Supreme Court Restores NCLT Order, Holds Tribunal Had Jurisdiction to Set Aside Fraudulent Share Transfer and Find Oppression
A bench of Justice Dipankar Datta and Justice K. Vinod Chandran heard appeals arising from two NCLAT orders which had set aside the National Company Law Tribunal’s judgment that had nullified a purported gift of shares and reinstated the petitioner as director and member. The appeals challenged whether the NCLT had jurisdiction to adjudicate the validity of a gift deed and related allegations of fraud, coercion and mismanagement under Sections 397–399 of the Companies Act, 1956.
The Court allowed the civil appeals, set aside the common NCLAT judgment and restored the NCLT order dated 4.9.2018. It held that the NCLT possessed jurisdiction to adjudicate matters incidental and integral to complaints of oppression and mismanagement, including the validity of the gift deed and share transfers, and concluded that the appellant had proved oppression and mismanagement. The Court found the gift deed and the share transfer forms unreliable and the board meetings of 15.12.2010 and 17.12.2010 invalid for want of notice and quorum, and therefore upheld the NCLT’s directions restoring the appellant as Executive Director and declaring her ownership of 39,500 shares. The Court, in its reasoning, observed: The Court further noted that “probity is lacking which is prejudicial to the appellant.”
Background The dispute concerned Satori Global Ltd. (formerly Sargam Exim Pvt. Ltd.), incorporated in 2006. The appellant, Mrs. Shailja Krishna, initially held 98% of the issued shares. In December 2010 she was said to have resigned as director and, on 17.12.2010, executed a gift deed purportedly transferring her entire shareholding to her mother‑in‑law. Subsequent board resolutions converted the company into a public company and fresh share entries were shown in the transferee’s name. The appellant alleged coercion, forgery and fraudulent manipulation of share transfer forms and lodged police complaints; FIRs were registered. She filed a company petition under Sections 397 & 398 of the Companies Act, 1956 before the Company Law Board/NCLT seeking relief for oppression and rectification of the register. The NCLT found overwriting and manipulation in transfer documents, held the gift deed and transfers void, restored the appellant as Executive Director and ordered return of share certificates. On appeal the NCLAT set aside the NCLT, holding that questions of fraud and forgery required a civil trial and that NCLT lacked jurisdiction in exercise of its summary powers.

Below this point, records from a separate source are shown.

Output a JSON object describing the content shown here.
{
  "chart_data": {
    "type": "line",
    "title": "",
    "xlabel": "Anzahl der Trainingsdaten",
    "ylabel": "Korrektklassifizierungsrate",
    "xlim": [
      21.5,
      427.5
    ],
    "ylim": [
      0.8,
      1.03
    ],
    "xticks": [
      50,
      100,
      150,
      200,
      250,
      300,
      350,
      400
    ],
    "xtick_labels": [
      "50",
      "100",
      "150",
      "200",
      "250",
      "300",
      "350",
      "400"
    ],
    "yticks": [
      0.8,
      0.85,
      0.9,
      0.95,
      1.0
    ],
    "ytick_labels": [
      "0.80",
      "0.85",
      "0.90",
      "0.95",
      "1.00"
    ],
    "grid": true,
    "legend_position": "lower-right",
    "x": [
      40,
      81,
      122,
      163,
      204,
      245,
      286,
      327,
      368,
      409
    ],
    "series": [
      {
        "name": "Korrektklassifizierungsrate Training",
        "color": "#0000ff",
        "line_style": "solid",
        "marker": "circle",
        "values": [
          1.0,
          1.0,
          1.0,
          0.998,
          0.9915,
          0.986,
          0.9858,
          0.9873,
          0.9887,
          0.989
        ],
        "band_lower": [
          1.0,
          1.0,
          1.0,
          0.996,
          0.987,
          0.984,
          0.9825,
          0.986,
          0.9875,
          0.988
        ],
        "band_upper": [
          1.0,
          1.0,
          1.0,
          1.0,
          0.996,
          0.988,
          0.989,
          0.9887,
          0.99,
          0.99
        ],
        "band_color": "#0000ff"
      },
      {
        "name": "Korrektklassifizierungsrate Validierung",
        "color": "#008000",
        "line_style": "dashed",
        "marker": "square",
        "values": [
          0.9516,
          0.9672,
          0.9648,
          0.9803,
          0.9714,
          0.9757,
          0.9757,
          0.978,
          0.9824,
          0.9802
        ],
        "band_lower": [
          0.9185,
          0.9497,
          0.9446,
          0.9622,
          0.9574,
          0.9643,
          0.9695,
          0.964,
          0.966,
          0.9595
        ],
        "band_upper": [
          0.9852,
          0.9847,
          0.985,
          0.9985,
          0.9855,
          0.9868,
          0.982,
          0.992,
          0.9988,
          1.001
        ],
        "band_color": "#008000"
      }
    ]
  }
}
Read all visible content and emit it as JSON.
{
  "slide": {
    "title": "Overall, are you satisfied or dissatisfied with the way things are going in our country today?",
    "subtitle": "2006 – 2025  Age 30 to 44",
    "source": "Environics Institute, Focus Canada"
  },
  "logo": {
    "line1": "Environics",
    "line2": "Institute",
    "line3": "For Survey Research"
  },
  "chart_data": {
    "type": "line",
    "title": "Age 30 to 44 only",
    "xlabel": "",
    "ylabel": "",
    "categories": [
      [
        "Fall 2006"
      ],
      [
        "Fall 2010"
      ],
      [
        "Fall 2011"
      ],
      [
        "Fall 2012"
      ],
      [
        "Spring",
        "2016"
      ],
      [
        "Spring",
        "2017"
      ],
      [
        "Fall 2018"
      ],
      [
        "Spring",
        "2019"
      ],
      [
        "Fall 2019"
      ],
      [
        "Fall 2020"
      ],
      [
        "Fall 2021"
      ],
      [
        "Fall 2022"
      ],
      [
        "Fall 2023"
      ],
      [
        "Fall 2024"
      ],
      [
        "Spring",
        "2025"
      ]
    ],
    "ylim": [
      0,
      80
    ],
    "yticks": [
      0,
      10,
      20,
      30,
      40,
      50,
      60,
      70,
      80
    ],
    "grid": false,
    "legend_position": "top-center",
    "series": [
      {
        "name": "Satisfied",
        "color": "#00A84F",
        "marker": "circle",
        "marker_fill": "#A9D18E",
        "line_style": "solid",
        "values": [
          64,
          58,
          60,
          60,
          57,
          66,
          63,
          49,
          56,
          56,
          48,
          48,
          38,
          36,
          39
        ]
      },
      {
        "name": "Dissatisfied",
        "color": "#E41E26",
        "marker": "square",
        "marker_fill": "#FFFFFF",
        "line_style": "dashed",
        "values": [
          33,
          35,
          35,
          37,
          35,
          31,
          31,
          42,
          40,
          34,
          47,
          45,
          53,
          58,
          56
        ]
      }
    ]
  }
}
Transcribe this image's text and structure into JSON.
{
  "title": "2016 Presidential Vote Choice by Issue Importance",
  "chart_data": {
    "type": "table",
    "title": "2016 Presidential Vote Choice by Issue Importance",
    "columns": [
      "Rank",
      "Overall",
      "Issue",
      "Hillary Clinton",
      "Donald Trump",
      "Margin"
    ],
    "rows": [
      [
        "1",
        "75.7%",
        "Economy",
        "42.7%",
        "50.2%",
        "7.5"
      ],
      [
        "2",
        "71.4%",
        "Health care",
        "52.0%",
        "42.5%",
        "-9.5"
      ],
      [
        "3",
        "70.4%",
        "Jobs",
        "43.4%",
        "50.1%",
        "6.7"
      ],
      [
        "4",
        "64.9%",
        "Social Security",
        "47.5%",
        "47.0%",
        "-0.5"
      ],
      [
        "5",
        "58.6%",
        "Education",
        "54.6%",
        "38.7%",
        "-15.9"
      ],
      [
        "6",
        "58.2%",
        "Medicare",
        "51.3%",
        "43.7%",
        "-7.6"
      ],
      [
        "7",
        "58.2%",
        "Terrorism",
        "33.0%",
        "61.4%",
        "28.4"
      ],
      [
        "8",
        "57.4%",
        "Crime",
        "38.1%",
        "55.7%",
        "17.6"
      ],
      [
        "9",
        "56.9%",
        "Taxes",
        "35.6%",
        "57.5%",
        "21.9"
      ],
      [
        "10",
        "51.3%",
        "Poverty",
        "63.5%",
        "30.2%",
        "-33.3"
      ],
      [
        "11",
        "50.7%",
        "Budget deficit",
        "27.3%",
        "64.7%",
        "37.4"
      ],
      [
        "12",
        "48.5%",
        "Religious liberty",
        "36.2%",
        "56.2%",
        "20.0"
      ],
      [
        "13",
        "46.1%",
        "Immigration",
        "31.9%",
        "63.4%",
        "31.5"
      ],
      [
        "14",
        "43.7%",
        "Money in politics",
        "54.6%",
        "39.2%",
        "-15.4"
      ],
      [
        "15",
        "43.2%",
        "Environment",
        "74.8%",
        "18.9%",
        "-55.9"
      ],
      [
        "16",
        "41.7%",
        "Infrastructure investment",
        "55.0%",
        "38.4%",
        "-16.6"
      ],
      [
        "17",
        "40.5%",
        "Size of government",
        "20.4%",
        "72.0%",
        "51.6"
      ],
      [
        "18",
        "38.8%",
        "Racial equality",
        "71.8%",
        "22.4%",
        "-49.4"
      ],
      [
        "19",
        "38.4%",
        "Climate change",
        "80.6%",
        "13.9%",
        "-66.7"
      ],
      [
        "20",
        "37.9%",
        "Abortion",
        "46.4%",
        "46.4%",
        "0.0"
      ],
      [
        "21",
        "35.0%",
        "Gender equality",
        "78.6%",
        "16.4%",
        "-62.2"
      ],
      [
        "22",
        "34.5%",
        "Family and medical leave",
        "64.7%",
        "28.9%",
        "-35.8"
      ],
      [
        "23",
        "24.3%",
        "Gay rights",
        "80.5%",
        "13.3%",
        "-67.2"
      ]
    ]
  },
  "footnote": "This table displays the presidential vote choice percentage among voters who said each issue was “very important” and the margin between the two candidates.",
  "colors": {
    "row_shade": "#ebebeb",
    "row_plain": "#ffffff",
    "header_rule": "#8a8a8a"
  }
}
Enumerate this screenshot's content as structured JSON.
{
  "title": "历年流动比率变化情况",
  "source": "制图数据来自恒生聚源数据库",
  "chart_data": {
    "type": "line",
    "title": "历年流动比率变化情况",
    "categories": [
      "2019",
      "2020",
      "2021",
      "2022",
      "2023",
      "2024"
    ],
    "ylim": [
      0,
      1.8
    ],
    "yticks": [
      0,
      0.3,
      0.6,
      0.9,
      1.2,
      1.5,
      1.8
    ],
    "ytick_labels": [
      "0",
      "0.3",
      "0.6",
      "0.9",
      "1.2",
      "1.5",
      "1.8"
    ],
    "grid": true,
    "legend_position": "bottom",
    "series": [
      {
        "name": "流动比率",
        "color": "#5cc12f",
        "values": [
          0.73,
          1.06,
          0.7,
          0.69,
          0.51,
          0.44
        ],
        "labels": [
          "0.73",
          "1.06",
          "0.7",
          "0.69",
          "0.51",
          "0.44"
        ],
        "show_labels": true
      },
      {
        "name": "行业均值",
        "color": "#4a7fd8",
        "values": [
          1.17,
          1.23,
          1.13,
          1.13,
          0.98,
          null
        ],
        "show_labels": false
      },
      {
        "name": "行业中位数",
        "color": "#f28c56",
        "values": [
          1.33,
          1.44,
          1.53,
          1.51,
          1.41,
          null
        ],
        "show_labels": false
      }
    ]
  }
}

The Supreme Court reviewed precedent including Radharamanan v. Chandrasekara Raja, Kamal Kumar Dutta v. Ruby General Hospital Ltd., and Tata Consultancy Services v. Cyrus Investments and held that tribunals empowered under Sections 397–398 must be able to grant reliefs incidental to ending oppression and mismanagement. Applying established tests for oppression, the Court found a series of acts—invalid board meetings for want of notice and quorum, suspect transfer documents, and contradictory conduct by respondents—amounted to oppression and mismanagement. While the Court set aside the transfers and board actions, it declined to adjudicate the separate question whether the Registrar of Companies validly extended transfer periods because the RoC was not a party. The appeals were allowed and the NCLT order restored; parties were directed to bear their own costs.
Case Details: Case No.: Civil Appeal Nos. 6377-6378 of 2023 (2025 INSC 1065) Case Title: MRS. SHAILJA KRISHNA … APPELLANT VS. SATORI GLOBAL LIMITED & ORS. Appearances: For the Petitioner(s): Mr. Dhruv Mehta (Senior Counsel) For the Respondent(s): Mr. Niranjan Reddy (Senior Counsel) for Satori Global Limited; Mr. Gopal Sankarnarayanan (Senior Counsel) for the fourth respondent.